Importantly it builds a culture of continuous improvement, where staff come to work everyday to resolve problems to make each day a better day for patients and for themselves. Immediately managers unlock more resources for quality, safety and flow, reducing the stress on staff, patients and budgets.
Whether in the office, on a ward, in theatre, in allied health or anywhere else, all of us share the desire to improve the patient outcome. That is exactly what the adoption of lean thinking so obviously and powerfully pursues.
Whether working within government health departments, hospitals, aged care, or primary & community care, ‘lean healthcare’ has proven its value all over the world. Working with emergency departments, pharmacy, radiology, pathology, transport, HR and IT, food services, supply chain or any other part of the system, ‘lean healthcare’ has evidenced significant and consistent achievement. Notable are the big benefits to care delivery in very high cost patient care areas such as chronic complex and aged patients, , diabetes, respiratory and heart disease, theatre and surgical flow, orthopedics, oncology, mental health, corporate services – throughout the system.

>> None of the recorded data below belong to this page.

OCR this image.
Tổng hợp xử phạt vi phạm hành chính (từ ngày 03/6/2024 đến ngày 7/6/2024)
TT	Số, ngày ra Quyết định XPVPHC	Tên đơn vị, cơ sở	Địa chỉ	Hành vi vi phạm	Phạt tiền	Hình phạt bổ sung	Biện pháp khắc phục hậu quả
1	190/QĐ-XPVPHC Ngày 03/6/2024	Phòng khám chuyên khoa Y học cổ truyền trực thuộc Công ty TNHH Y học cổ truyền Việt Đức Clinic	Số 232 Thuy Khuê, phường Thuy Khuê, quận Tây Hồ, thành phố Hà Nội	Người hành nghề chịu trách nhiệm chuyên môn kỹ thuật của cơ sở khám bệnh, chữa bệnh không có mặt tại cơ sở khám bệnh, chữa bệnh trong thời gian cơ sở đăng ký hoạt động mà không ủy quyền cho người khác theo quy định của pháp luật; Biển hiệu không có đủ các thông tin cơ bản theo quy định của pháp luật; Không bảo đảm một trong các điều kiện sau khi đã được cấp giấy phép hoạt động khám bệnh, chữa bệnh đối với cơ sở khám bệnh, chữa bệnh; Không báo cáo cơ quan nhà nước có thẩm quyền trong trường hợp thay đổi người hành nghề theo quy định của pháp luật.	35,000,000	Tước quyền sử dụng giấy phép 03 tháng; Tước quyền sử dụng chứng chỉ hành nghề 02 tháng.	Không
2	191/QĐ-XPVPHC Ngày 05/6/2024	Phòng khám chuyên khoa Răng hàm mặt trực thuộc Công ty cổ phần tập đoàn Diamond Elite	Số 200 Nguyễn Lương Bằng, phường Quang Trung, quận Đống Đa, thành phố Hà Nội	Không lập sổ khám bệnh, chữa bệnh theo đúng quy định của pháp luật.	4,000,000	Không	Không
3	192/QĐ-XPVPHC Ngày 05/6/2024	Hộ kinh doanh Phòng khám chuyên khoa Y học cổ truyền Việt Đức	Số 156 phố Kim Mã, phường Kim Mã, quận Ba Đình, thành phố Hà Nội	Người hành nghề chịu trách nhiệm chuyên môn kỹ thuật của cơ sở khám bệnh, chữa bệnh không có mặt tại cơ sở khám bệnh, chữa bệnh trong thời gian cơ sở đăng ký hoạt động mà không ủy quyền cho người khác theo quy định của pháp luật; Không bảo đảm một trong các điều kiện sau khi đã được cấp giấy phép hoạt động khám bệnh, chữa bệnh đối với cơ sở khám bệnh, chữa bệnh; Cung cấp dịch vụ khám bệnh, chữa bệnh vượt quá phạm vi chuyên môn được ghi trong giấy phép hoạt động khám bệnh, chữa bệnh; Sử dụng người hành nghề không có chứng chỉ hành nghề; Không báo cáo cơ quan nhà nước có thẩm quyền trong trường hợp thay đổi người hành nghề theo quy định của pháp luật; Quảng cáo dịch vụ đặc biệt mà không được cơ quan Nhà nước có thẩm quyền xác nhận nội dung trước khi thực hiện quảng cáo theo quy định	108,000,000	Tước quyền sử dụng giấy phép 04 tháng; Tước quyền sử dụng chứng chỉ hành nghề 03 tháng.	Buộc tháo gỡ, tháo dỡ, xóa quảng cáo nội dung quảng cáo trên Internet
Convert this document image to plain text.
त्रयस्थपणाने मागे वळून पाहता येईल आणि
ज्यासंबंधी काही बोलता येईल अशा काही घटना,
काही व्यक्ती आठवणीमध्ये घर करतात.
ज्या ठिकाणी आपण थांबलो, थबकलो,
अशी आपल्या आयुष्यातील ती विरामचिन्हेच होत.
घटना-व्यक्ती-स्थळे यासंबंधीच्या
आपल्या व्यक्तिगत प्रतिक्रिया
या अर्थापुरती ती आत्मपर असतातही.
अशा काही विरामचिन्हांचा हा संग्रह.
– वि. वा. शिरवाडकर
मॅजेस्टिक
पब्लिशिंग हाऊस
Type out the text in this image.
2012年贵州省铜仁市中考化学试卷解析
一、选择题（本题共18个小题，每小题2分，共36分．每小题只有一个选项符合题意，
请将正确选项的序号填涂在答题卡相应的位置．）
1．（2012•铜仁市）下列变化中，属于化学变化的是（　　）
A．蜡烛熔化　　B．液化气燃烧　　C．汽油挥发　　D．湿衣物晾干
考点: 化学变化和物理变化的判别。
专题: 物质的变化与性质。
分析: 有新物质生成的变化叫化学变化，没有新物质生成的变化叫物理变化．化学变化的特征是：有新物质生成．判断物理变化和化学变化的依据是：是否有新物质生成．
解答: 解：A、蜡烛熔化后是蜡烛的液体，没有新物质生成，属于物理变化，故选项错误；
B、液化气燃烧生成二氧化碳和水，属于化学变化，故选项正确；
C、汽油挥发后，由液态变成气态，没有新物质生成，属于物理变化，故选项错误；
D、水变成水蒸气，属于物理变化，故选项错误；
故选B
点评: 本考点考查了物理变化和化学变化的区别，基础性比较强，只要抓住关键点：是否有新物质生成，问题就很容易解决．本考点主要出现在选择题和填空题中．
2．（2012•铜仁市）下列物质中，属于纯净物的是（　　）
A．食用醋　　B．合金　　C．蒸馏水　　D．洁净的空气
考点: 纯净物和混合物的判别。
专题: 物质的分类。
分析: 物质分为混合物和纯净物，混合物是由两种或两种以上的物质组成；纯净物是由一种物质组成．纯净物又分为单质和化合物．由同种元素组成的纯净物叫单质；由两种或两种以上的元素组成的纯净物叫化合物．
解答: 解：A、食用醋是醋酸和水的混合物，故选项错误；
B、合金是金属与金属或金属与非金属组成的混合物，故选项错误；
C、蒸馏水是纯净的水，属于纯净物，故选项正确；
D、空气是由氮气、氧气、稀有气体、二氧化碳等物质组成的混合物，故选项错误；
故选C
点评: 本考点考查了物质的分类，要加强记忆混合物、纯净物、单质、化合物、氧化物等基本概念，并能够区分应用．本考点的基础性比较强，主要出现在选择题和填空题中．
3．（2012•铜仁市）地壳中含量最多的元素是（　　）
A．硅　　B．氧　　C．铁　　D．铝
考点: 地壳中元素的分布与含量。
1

The team at Lean Healthcare Consultants has worked with more than 100 healthcare facilities on every one of these types of projects and experienced firsthand, the sustained improvements made by the teams we train and coach.
WHY LEAN WORKS SO WELL IN HEALTHCARE
Most waste is completely invisible.
To understand why ‘lean thinking’ for healthcare works so well, you must appreciate that only 5-15% of all the effort made is adding value to the care of the patient or resident. All the rest is what ‘lean thinking’ identifies as waste.
Once you are using lean thinking tools and techniques, you will be able to see more and more opportunities to improve care (quality and safety), improve the patient journey (flow) and eliminate more and more of the waste. Indeed, most often, the changes you will identify do all three – simultaneously.
HOW CAN THERE BE SO MUCH WASTE?
The simple task of ‘searching’ (for a file, tongue depresser, key, patient, wheelchair, drug, staff member…..), is repeated hundreds of millions of times a year – searching is an example of waste and much of it can be eliminated using lean techniques. Bottlenecks create massive spikes in waste – through the rework, treatment delay, increased requirements for space, increased time pressure and errors, equipment and staff use and in many other ways.
Information lags create re-work and mistakes that must be fixed – both are waste. Having to ask the same questions repeatedly is waste. Walking further than necessary is waste. Time spent waiting is waste. Rather than identifying the root cause of the problem so it never occurs again, staff find inventive ways to workaround problems, which inevitably create more waste.
Through the lenses of ‘lean thinking’, it becomes increasingly obvious that 80% or more of resources being expended could indeed be waste – much of it readily eliminated.
‘Lean healthcare’ is not trying to change clinical treatment. ‘Lean healthcare’ is not asking people to work more or work harder.
‘Lean healthcare’ is simply, consistently and reliably, reducing the waste between each value adding activity, freeing more and more time and resource for redeployment to the treatment and wellbeing of more patients and more staff.
‘Lean thinking’ is a powerful, strategic solution to the challenge of delivering more and better healthcare to more and more people.